Omissions are lies, Laney. And you know that.

So what you gotta do now is figure out in that smart brain of yours why you didn’t trust him.

Why you omitted. And then you gotta tell him.

Tell him and save that poor man because I think you and I both know he’s hurtin’ right now because he feels like you two ain’t as close as he thought.

” He strokes a hand down his beard. “That aligns with other relationships in his past.”

Oh my god. My stomach lurches into a tight knot of disgust. I made him feel like his family? I slap my hand to my mouth because I can’t stomach this. That I would make him feel that way. “Oh my god,” the words rush out in a panicked breath.

“But if you tell him why you did it, it’ll be okay.” He strokes his beard. “You lied because you wanted to keep spendin’ time with him, and you like him so much that you didn’t think you could stand it if he turned you down if he knew.” He teeters his flattened palm between us. “How close am I?”

I let out a wild, deep sob. “It annoys me,” I cry, “it annoys me greatly that you’re right.”

He sighs with great despair. “It annoys me greatly that I’m the love advice guy now.”

The fact that Atticus is more aware of and, in tune, with my true feelings than I am doesn’t help to ease my woes. And after a momentary sob in which I bat away Atticus’s sympathy shoulder grab or whatever the fuck, I lift my head and take a breath.

“Well, I have to shelve all of my horrible fuck ups for a few hours and then a couple more after work.” I pat beneath my eyes and turn to Atti. “I have to take Mara to karate tonight.” Then more to myself than Atti, I say, “I can’t believe I fucked this up.”

His boot connects with my ankle, and my gaze snaps to his with irritation.

“Ain’t nothin’ too fucked up yet.” He lets his boot crush loudly against the floor as he stands.

“And quit actin’ like you ain’t as good as him.

That’s… just plain fuckin’ stupid talk. You might be annoying, but you ain’t dumb. ”

He leaves, the slamming door making me jolt. My senses are all off if I couldn’t prepare for a noise I hear a thousand times a day.

I get through the rest of the morning leading to lunch with relative ease.
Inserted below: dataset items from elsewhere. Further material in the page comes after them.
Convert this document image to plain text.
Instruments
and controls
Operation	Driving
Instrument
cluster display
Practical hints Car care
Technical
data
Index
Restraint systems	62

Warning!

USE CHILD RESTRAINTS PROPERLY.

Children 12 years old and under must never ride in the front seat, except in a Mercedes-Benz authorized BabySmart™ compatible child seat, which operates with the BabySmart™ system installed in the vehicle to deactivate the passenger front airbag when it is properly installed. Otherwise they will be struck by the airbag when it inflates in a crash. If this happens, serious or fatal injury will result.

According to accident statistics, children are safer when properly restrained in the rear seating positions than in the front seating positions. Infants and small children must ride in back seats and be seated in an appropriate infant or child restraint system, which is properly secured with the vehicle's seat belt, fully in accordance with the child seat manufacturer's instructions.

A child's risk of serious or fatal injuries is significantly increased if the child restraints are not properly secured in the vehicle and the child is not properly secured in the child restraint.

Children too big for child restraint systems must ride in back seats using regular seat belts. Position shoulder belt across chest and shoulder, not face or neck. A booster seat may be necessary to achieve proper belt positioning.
I pop my EarPods in and listen to my book, happy to be at the part in the story where they, too, are miserable. Though I know they’ll reach their HEA before me, I’m eager to ride out their misery with them for now.
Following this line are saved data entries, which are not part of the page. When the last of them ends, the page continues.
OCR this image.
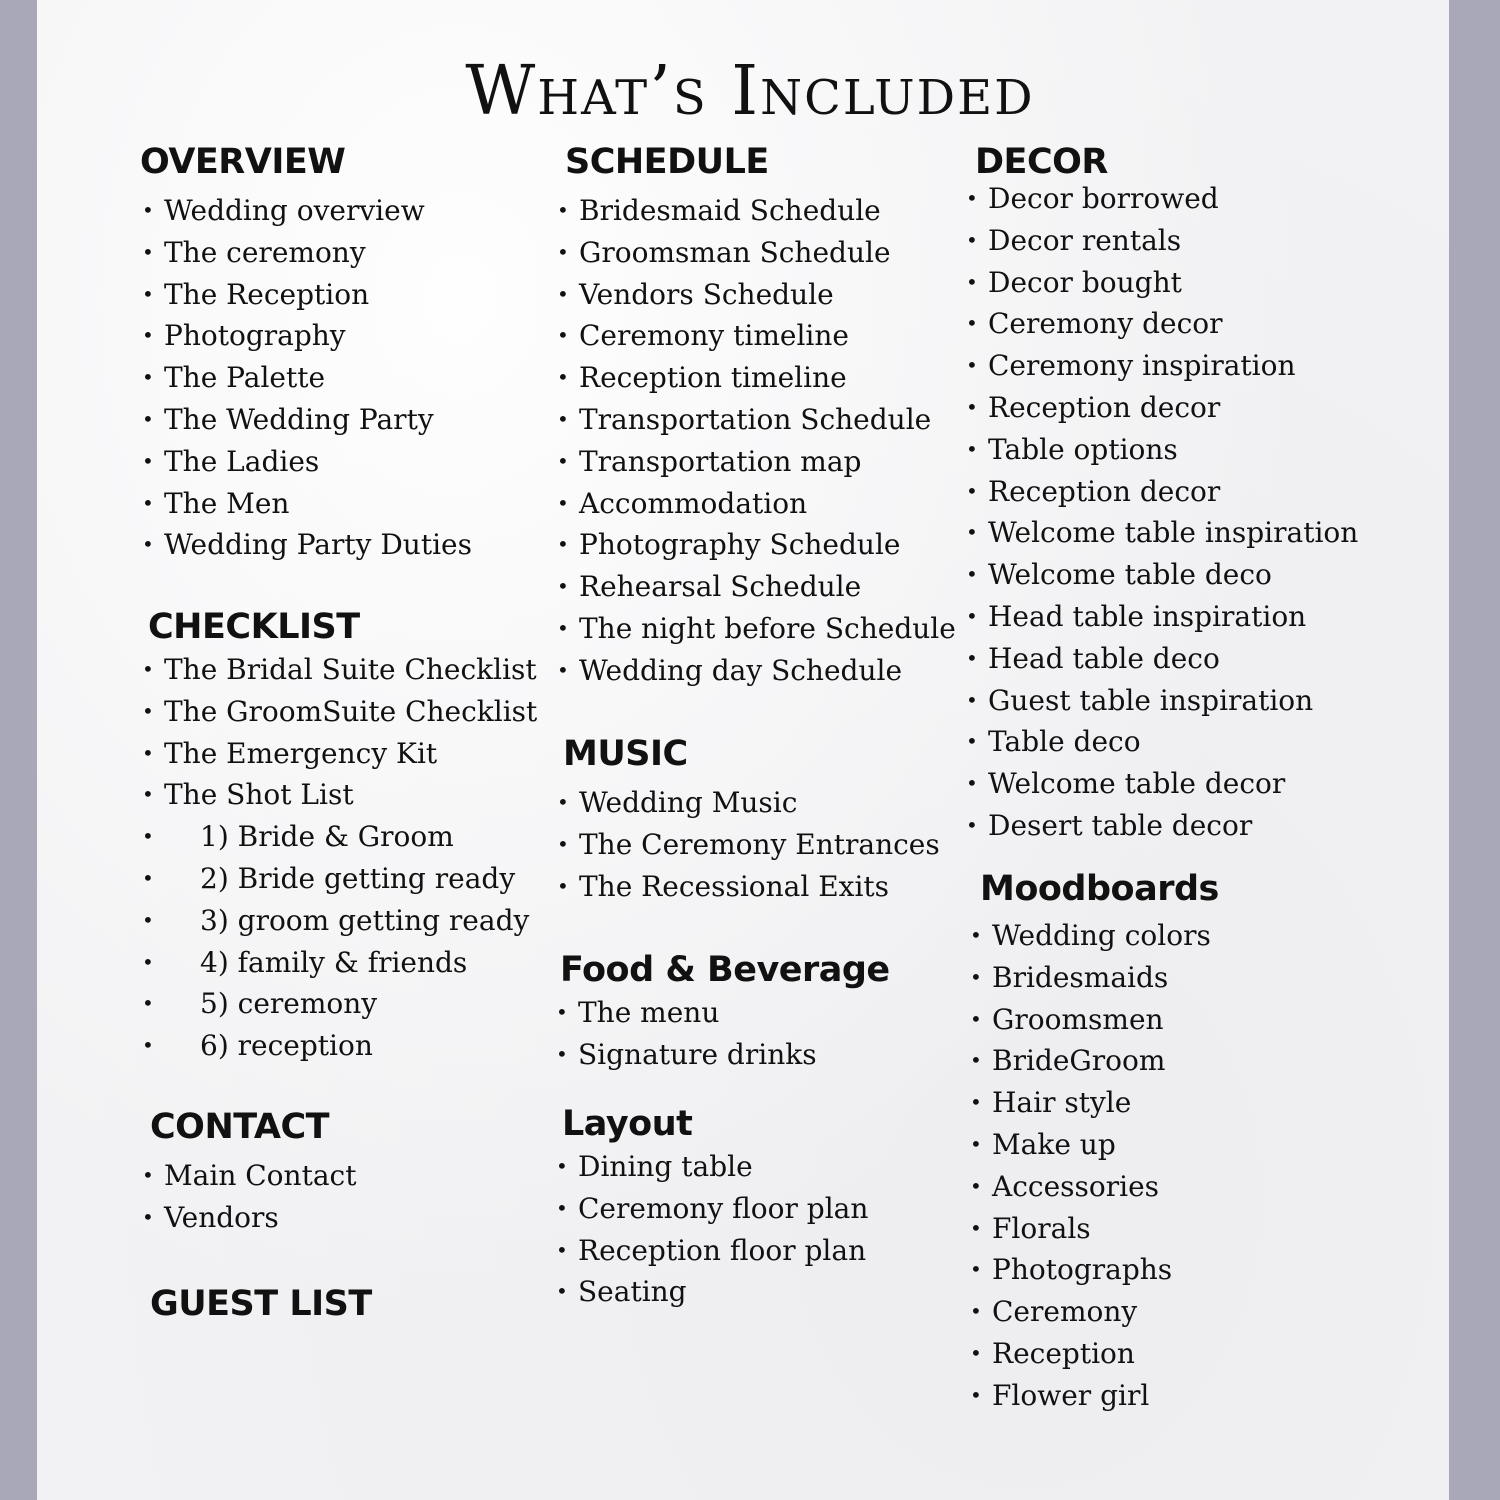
What’s Included
OVERVIEW
• Wedding overview
• The ceremony
• The Reception
• Photography
• The Palette
• The Wedding Party
• The Ladies
• The Men
• Wedding Party Duties
CHECKLIST
• The Bridal Suite Checklist
• The GroomSuite Checklist
• The Emergency Kit
• The Shot List
• 1) Bride & Groom
• 2) Bride getting ready
• 3) groom getting ready
• 4) family & friends
• 5) ceremony
• 6) reception
CONTACT
• Main Contact
• Vendors
GUEST LIST
SCHEDULE
• Bridesmaid Schedule
• Groomsman Schedule
• Vendors Schedule
• Ceremony timeline
• Reception timeline
• Transportation Schedule
• Transportation map
• Accommodation
• Photography Schedule
• Rehearsal Schedule
• The night before Schedule
• Wedding day Schedule
MUSIC
• Wedding Music
• The Ceremony Entrances
• The Recessional Exits
Food & Beverage
• The menu
• Signature drinks
Layout
• Dining table
• Ceremony floor plan
• Reception floor plan
• Seating
DECOR
• Decor borrowed
• Decor rentals
• Decor bought
• Ceremony decor
• Ceremony inspiration
• Reception decor
• Table options
• Reception decor
• Welcome table inspiration
• Welcome table deco
• Head table inspiration
• Head table deco
• Guest table inspiration
• Table deco
• Welcome table decor
• Desert table decor
Moodboards
• Wedding colors
• Bridesmaids
• Groomsmen
• BrideGroom
• Hair style
• Make up
• Accessories
• Florals
• Photographs
• Ceremony
• Reception
• Flower girl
It loves company, after all.

When it’s time to grab Mara from school– she’s allowed half days twice a month for her pre-comp practices for her adaptive athlete allowance- I put on a nice, fake smile and manage to hide my misery.

I did that by staying silent.

Pulling into the parking lot at her Kumite practice, she prods my arm with her bony finger. “Why are you smiling like a psychopath?”
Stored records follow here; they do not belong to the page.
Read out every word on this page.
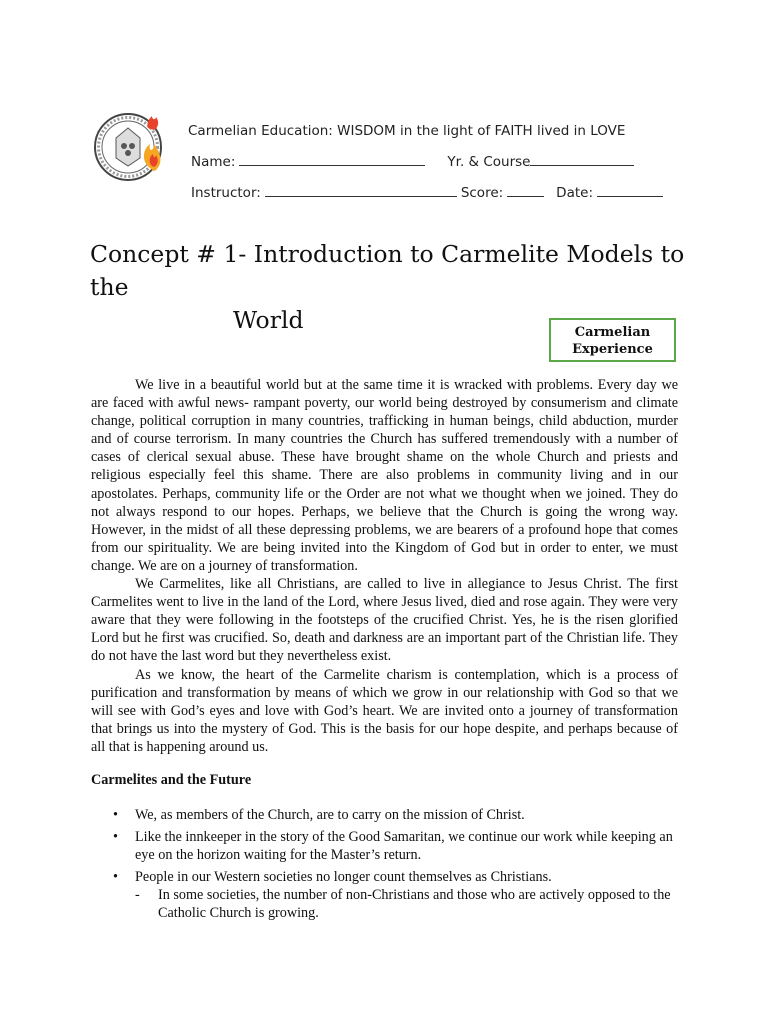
Carmelian Education: WISDOM in the light of FAITH lived in LOVE
Name:	Yr. & Course
Instructor:	Score:	Date:
Concept # 1- Introduction to Carmelite Models to the
World	Carmelian
Experience

We live in a beautiful world but at the same time it is wracked with problems. Every day we are faced with awful news- rampant poverty, our world being destroyed by consumerism and climate change, political corruption in many countries, trafficking in human beings, child abduction, murder and of course terrorism. In many countries the Church has suffered tremendously with a number of cases of clerical sexual abuse. These have brought shame on the whole Church and priests and religious especially feel this shame. There are also problems in community living and in our apostolates. Perhaps, community life or the Order are not what we thought when we joined. They do not always respond to our hopes. Perhaps, we believe that the Church is going the wrong way. However, in the midst of all these depressing problems, we are bearers of a profound hope that comes from our spirituality. We are being invited into the Kingdom of God but in order to enter, we must change. We are on a journey of transformation.

We Carmelites, like all Christians, are called to live in allegiance to Jesus Christ. The first Carmelites went to live in the land of the Lord, where Jesus lived, died and rose again. They were very aware that they were following in the footsteps of the crucified Christ. Yes, he is the risen glorified Lord but he first was crucified. So, death and darkness are an important part of the Christian life. They do not have the last word but they nevertheless exist.

As we know, the heart of the Carmelite charism is contemplation, which is a process of purification and transformation by means of which we grow in our relationship with God so that we will see with God’s eyes and love with God’s heart. We are invited onto a journey of transformation that brings us into the mystery of God. This is the basis for our hope despite, and perhaps because of all that is happening around us.

Carmelites and the Future
• We, as members of the Church, are to carry on the mission of Christ.
• Like the innkeeper in the story of the Good Samaritan, we continue our work while keeping an eye on the horizon waiting for the Master’s return.
• People in our Western societies no longer count themselves as Christians.
- In some societies, the number of non-Christians and those who are actively opposed to the Catholic Church is growing.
I laugh uncomfortably because I was pretty much acting just like that.

She’s not wrong. “Nothing, just… tired,” I lie, and not because I want to lie to Mara.

That’s not how our family rolls. My mom always says, there is nothing you can tell me that is worse than you lying to me.

But spilling my guts to a twelve-year-old isn’t healthy, considering the situation is all based around… sex.

“Actually,” I say, sending her a small, awkward smile through the cab as I figure out my words. Because now that I’m thinking about it, it’s not about sex.

It’s about not being real with him when he put it all out there for me and laid it bare.

I did have the perfect opportunity to bring us together. To lessen his nerves and assure him–using my sexually confident self as an example–that he could find and gain confidence with or without sex. That confidence came from knowing yourself and respecting your own truths.

I was teaching him the right lesson but all the wrong ways.

Not to mention, the truth is, I didn’t tell him because… I wanted him to want me, and I thought that experience in that arena was the only way .

God, I really messed all of this up.

“Actually, what? You started a sentence then just drifted off,” Mara says, leaning forward to find answers in my eyes.